Dewi Kania, Jurnalis · Senin 11 Desember 2017 15:30 WIB
https: img.okezone.com content 2017 12 11 481 1828540 difteri-mewabah-anggapan-anti-vaksin-merugikan-banyak-orang-RxasMg8VTp.jpg Ilustrasi vaksin (Foto: Thebeijinger)
 

IMUNISASI DPT sifatnya wajib diberikan untuk pencegahan penyakit difteri. Sayangnya, banyak orang menolak atau anti-vaksin yang sebenarnya merugikan diri sendiri dan orang lain.

Data terakhir Kementerian Kesehatan RI per November 2017 menyebutkan, ada 591 kasus difteri dengan 32 angka kematian. Dari semua pasien, banyak yang tidak mendapatkan imunisasi lengkap karena berbagai alasan.

BACA JUGA:

Salah satu yang paling sering yakni masyarakat menjadi anti-vaksin. Seharusnya tidak demikian, karena hal tersebut bisa merugikan diri sendiri dan orang lain.

Menteri Kesehatan RI Prof Dr dr Nila F Moeloek SpM(K) mengomentari orang-orang anti-vaksin. Menurut dia, hal tersebut bisa merugikan orang lain karena rentan menularkan penyakit.

"Kalau orang anti-vaksin yang terkena dirinya sendiri, apa yang terjadi kalau sampai meninggal dunia itu urusan dia.
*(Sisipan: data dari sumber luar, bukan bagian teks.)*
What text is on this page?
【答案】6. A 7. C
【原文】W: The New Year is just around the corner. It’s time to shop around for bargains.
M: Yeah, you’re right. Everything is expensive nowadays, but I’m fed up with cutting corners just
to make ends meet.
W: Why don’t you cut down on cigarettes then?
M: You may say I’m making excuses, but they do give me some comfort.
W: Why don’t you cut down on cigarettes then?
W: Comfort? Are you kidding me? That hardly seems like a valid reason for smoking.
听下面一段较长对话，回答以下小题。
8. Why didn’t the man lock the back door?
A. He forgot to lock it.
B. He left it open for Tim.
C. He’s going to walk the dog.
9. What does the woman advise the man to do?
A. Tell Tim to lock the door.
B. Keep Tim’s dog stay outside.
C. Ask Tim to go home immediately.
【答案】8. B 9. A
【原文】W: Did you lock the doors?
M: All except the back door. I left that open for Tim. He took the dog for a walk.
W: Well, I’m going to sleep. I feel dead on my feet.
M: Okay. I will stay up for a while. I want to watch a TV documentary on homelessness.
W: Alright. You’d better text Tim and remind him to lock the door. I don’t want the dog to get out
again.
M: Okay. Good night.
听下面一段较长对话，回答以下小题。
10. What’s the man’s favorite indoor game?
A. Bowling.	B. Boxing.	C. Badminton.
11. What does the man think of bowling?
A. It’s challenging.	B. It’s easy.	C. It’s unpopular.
Tapi kalau anak dan keluarganya yang kena bisa menularkan ke orang lain," ujar Menkes Nila saat ditemui di Jakarta Utara, Senin (11/12/2017).

Belum lagi kerugiannya bisa menularkan ke tenaga kesehatan. Hal ini sangat riskan dan sebaiknya dicegah. Sehingga banyak pihak yang dirugikan karena kejadian ini.

Berkali-kali Menkes Nila mengingatkan kepada orangtua agar mau mengimunisasi anaknya. Dalam pencegahan wabah difteri supaya tidak meluas, anak-anak 1-<19 tahun wajib mendapatkan vaksin DPT atau TD ulang.

Pemerintah menggelar Outbreak Respond Immunization (ORI) serentak di tiga wilayah suspect KLB difteri di DKI Jakarta, Banten dan Jawa Barat.

BACA JUGA:

Dalam pelaksanaan ORI pasti banyak hal yang sudah diperhitungkan oleh pemerintah. Dana untuk pengadaan vaksin tidaklah kecil.

"Karena difteri mewabah, pemerintah jadi mengadakan ORI. Jangan ada lagi yang menolak, imunisasi dilakukan di sekolah, puskesmas, rumah sakit, pesantren," tutupnya.